FHV-1 is highly contagious and causes acute upper respiratory infections (also known as “cat flu”). It’s easily transmitted through contact with saliva, nasal, or ocular secretions; this could be through direct or environmental contact. Even after a cat recovers, it is still a lifelong, latent carrier of the virus. Periods of high stress or immune suppression reactivate the latent infection. This results in renewed shedding of virulent virus. In addition, ocular disease—with a clinical picture that is very similar to that of ocular human herpes simplex virus—is common following a reactivation event.

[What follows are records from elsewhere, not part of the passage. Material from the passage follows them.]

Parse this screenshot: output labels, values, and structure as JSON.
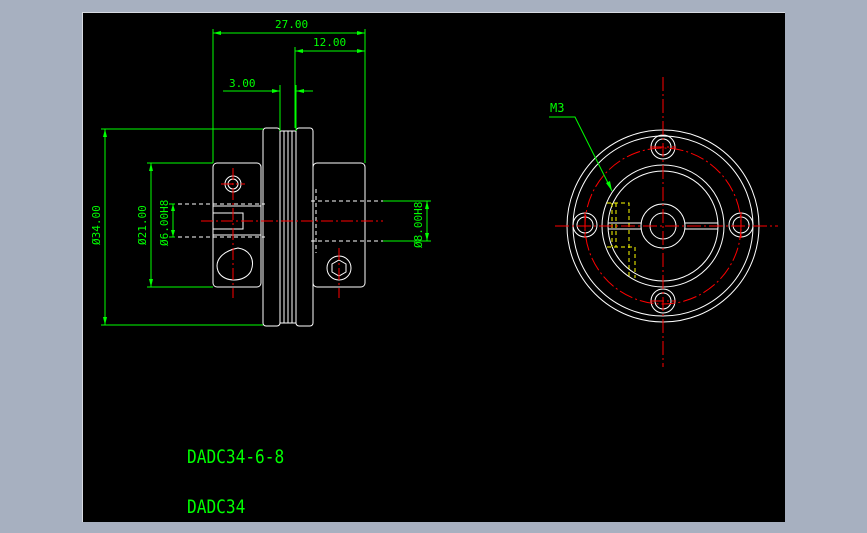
{
  "drawing": {
    "title": "DADC34-6-8",
    "subtitle": "DADC34",
    "dimensions": {
      "overall_length": "27.00",
      "hub_length": "12.00",
      "gap": "3.00",
      "outer_diameter": "Ø34.00",
      "hub_diameter": "Ø21.00",
      "bore_left": "Ø6.00H8",
      "bore_right": "Ø8.00H8"
    },
    "thread_label": "M3"
  },
  "colors": {
    "background": "#000000",
    "frame": "#a7b0c0",
    "geometry": "#ffffff",
    "dimension": "#00ff00",
    "centerline": "#ff0000",
    "hidden": "#ffff00"
  }
}
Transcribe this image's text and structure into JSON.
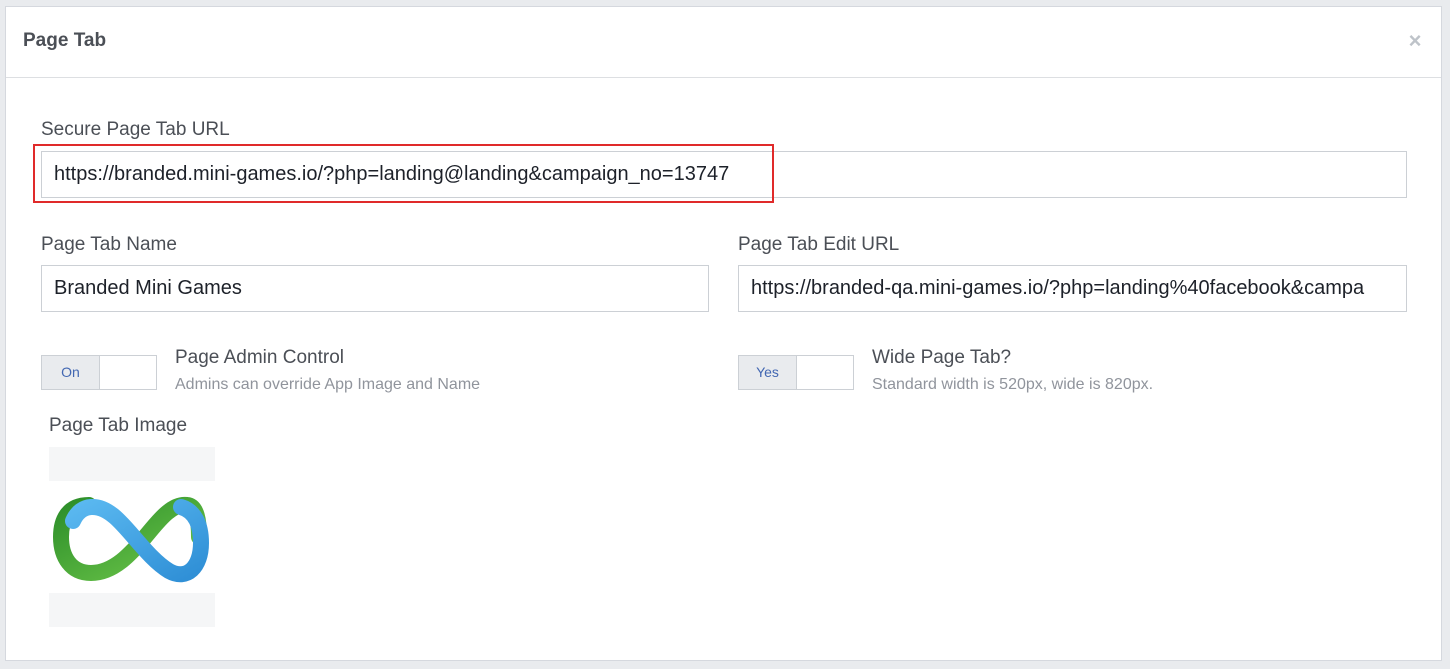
{
  "dialog": {
    "title": "Page Tab",
    "close_symbol": "×",
    "close_icon": "close-icon"
  },
  "secure_url": {
    "label": "Secure Page Tab URL",
    "value": "https://branded.mini-games.io/?php=landing@landing&campaign_no=13747",
    "highlight_color": "#e02a2a"
  },
  "page_tab_name": {
    "label": "Page Tab Name",
    "value": "Branded Mini Games"
  },
  "page_tab_edit_url": {
    "label": "Page Tab Edit URL",
    "value": "https://branded-qa.mini-games.io/?php=landing%40facebook&campa"
  },
  "admin_control": {
    "toggle_label": "On",
    "title": "Page Admin Control",
    "description": "Admins can override App Image and Name"
  },
  "wide_tab": {
    "toggle_label": "Yes",
    "title": "Wide Page Tab?",
    "description": "Standard width is 520px, wide is 820px."
  },
  "page_tab_image": {
    "label": "Page Tab Image",
    "icon": "infinity-logo-icon"
  },
  "colors": {
    "accent": "#4267b2",
    "logo_blue": "#3aa0e0",
    "logo_green": "#3fae3a"
  }
}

Despite high vaccination rates and FHV-1 belonging to the core vaccine group for cats, disease incidence has remained unchanged. Currently available vaccines induce protection against clinical signs, but do not protect against infection with virulent virus when a vaccinated cat comes in contact with it. This, in turn, leads to virulent virus shedding and the potential for infection of susceptible cats that are in the same environment. As with other herpesviruses, a lifelong latent infection in nervous tissue is established as a consequence.
“We’re due for a better vaccine,” says Soboll Hussey. According to Hussey, vaccination has saved more lives than all other infectious disease control methods combined, but companion animal vaccine technology has not changed much in the past 40 years. “There’s room for advancement with newer and novel vaccine approaches.”
Herpesviruses are found in most mammals, and the economic burden of treating these diseases is hefty; for cows, approximately $3 billion is spent each year and for humans, $540 million is spent each year. This doesn’t account for the cost of treating and vaccinating other animals, like pigs, horses, and cats.
The new vaccine Soboll Hussey and Maes are testing also can be administered via the respiratory tract. This counteracts the risk of vaccination-site sarcomas, which are malignant tumors that may develop weeks or years post-vaccination.
Soboll Hussey and Maes are collaborating with Dr. John Kruger, Pat Carrigan Chair in Feline Health and professor for the College’s Department of Small Animal Clinical Sciences. Additionally, Kruger oversees the Center for Feline Health and Wellbeing, which—along with the College’s Office of the Dean and the University’s Animal Care Program—helped fund components of this project’s experimental design.
Soboll Hussey and Maes’s project, called “Design and Testing of a New Generation of Herpesvirus Vaccines Using a Novel Vaccine Development System,” uses bacterial artificial chromosome (BAC) mutagenesis, a technology used to delete selected genes that are associated with virulence and immune suppression in combination with screening of mutants in primary feline respiratory epithelial cells.
Using this technology and extensive previous in vitro testing in feline respiratory epithelial cultures, Soboll Hussey and Maes have identified two candidates to be tested in vivo as FHV-1 vaccines. The goal is to produce a vaccine that addresses the current vaccine’s main shortcomings: protection against infection associated with virulent virus shedding and development of latency, which is easily reactivated and has been associated with serious ocular disease.
A successful vaccine will mean more than just better health for cats. This new vaccine development system will be applicable to other species, including humans, horses, and cows.